Dieses Bild ist für mich sehr bezeichnend für weite Teile Thailands. Es ist weitgehend vollbeschäftigt (ziehe ich das Millionenheer des Gastarbeiter mit ein, sogar überbeschäftigt), aber das Potential für eine beschäftigungsneutrale Erhöhung der Einkommen ist eher gering.
Das ist nicht nur negativ zu beurteilen. Manche Nachbarländer Thailands wären froh, sie wären so weit.
Der Tourismus in Thailand ist von der wirtschaftlichen Ertragskraft seit langem rückläufig. Thailand weist seit Jahren ein Defizit seiner Handelsbilanz aus. Dieses Defizit wird durch Überschüsse in der Leistungsbilanz ausgeglichen. Das macht den Tourismus für Thailand u.a. so wichtig.
Die Landwirtschaft Thailands ist nicht gerade eine Erfolgsgeschichte.
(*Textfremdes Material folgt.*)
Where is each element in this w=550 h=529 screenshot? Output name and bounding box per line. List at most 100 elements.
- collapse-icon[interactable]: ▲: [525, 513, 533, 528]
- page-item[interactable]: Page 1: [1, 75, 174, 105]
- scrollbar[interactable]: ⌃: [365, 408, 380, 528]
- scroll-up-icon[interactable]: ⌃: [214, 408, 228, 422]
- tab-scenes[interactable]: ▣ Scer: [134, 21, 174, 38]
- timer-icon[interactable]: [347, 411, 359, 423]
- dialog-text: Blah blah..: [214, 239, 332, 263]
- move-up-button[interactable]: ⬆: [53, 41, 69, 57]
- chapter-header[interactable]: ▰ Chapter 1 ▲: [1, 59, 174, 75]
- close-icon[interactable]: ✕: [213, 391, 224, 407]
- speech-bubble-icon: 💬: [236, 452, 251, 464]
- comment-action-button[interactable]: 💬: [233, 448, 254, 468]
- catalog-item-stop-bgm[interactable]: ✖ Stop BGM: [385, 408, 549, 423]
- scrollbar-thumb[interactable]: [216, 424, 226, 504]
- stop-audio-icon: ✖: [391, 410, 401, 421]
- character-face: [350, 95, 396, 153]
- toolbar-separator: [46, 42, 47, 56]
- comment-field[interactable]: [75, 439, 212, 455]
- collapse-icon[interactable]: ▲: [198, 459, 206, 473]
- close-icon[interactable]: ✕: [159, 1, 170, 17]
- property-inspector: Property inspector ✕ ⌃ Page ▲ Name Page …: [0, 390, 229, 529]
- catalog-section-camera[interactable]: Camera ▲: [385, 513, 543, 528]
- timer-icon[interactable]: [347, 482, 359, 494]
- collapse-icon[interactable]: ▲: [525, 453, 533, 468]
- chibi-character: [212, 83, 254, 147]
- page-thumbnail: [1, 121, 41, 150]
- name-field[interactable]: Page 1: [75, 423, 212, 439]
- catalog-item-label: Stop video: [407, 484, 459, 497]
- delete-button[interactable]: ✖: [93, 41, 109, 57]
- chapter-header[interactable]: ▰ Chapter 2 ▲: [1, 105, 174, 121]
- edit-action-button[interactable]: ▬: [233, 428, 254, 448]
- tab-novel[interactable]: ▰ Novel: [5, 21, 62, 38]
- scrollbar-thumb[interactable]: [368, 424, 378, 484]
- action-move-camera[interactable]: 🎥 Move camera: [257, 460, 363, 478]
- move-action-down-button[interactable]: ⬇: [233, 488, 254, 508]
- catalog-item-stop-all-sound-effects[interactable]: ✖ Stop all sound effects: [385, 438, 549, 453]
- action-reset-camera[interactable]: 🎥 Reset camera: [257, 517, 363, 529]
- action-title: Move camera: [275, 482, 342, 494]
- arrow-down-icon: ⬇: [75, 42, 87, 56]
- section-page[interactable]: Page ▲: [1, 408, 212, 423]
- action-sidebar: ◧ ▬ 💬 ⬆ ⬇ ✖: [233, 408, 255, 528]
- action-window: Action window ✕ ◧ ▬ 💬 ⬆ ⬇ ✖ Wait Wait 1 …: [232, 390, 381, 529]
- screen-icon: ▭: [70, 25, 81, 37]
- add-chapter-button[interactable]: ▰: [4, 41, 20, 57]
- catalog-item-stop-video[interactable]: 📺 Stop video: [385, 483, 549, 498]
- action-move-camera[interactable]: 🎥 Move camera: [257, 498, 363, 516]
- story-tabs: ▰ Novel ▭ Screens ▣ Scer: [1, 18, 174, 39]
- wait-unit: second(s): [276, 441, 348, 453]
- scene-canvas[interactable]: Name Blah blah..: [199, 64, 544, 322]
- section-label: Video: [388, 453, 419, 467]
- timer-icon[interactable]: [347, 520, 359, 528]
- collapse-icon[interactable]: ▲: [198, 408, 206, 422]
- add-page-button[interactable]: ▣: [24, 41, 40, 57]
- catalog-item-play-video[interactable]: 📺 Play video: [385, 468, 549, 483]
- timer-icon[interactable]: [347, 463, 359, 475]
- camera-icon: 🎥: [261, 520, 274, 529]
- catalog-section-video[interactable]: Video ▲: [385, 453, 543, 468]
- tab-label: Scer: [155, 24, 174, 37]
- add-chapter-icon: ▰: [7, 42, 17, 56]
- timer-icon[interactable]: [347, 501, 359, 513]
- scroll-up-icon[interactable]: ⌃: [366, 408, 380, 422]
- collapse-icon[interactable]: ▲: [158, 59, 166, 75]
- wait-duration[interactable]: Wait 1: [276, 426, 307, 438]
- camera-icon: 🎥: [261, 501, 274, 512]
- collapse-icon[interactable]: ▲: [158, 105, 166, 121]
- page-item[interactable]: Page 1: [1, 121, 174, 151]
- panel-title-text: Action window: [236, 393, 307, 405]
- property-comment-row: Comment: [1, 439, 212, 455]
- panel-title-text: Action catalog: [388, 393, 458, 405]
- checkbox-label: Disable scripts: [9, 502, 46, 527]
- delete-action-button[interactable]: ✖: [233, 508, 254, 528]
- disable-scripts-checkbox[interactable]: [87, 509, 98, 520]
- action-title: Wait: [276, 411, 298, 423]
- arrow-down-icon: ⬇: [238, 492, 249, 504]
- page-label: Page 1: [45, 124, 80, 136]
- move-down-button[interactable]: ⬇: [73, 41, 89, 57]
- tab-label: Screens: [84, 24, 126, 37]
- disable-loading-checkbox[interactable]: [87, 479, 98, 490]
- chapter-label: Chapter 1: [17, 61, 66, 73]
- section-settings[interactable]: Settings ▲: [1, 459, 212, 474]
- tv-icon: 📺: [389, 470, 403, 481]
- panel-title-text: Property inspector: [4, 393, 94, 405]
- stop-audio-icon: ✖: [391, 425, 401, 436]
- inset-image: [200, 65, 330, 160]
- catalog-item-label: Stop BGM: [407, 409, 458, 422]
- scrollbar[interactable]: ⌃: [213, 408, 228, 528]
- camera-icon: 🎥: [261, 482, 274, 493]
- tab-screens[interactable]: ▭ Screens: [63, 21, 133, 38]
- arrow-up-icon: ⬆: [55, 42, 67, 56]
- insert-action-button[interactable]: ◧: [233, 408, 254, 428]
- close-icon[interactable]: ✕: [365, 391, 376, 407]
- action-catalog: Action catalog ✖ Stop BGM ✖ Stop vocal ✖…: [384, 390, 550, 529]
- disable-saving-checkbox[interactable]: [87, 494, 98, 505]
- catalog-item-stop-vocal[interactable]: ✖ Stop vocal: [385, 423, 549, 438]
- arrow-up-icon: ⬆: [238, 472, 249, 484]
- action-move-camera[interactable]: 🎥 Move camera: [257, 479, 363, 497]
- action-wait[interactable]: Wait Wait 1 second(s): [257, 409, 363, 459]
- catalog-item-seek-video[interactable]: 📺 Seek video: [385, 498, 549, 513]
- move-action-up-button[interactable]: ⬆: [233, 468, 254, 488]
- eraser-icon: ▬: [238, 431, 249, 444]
Vor einigen Tagen las ich, dass Pattaya eine Steigerung der Bodenpreise von 200 – 300% in den letzten 5 Jahren vermeldete. Ich kann nicht beurteilen, ob dies landesweit so ist; die Berichte hier über die Preissteigerungen von Ackerland deuten in die Richtung. So ganz normal ist eine solche Entwicklung nicht.
Der Spielraum für Einkommenserhöhungen in Thailand ist eher gering. In den letzten 3 Jahren hat sich der Verschuldungsgrad der Privaten (Schulden/Bruttosozialprodukt) um (satte) rd. 24% auf rd. 154% erhöht. Müssen die Leute große Teile ihres Einkommen bei der Bank abgeben, steht denen dieses Geld nicht mehr für die (konjunkturstützende) Nachfrage zur Verfügung. Auf absehbare Zeit sehe ich hier keine Lichtblicke.
Der Traum eines jeden Konjunkturpolitikers ist der sich selbst tragende Aufschwung. Um den anzuwerfen, hat Thailand 2012/2013 das Erstkäuferprogramm durchgeführt. Hierzu ein paar Zahlen über die Neuzulassung von PKW und die Wachstumsraten des Landes.
2009: 228.000 -2,33
2010: 345.000 7,81
2011: 370.000 0,08 (Überschwemmung)
2012: 668.000 6,49
2013: 640.000 2,87
2014: 1,00
Monat 1-9 2013: 523.000
Monat 1-9 2014: 286.000
Das Programm hat sich dann doch eher als Strohfeuer erwiesen.
Neben der Autoindustrie ist die elektronische Industrie das andere wirtschaftliche Standbein Thailands. Hier sind die Exporte in den letzten 24 Monaten mehr oder minder konstant geblieben, so dass von dort her keine Wachstumsimpulse zu erwarten sind. Bemerkenswert für mich ist aber, dass ich in Presse keine Nachrichten über neue Investitionen gefunden habe. Aber das kann natürlich auch an mir liegen.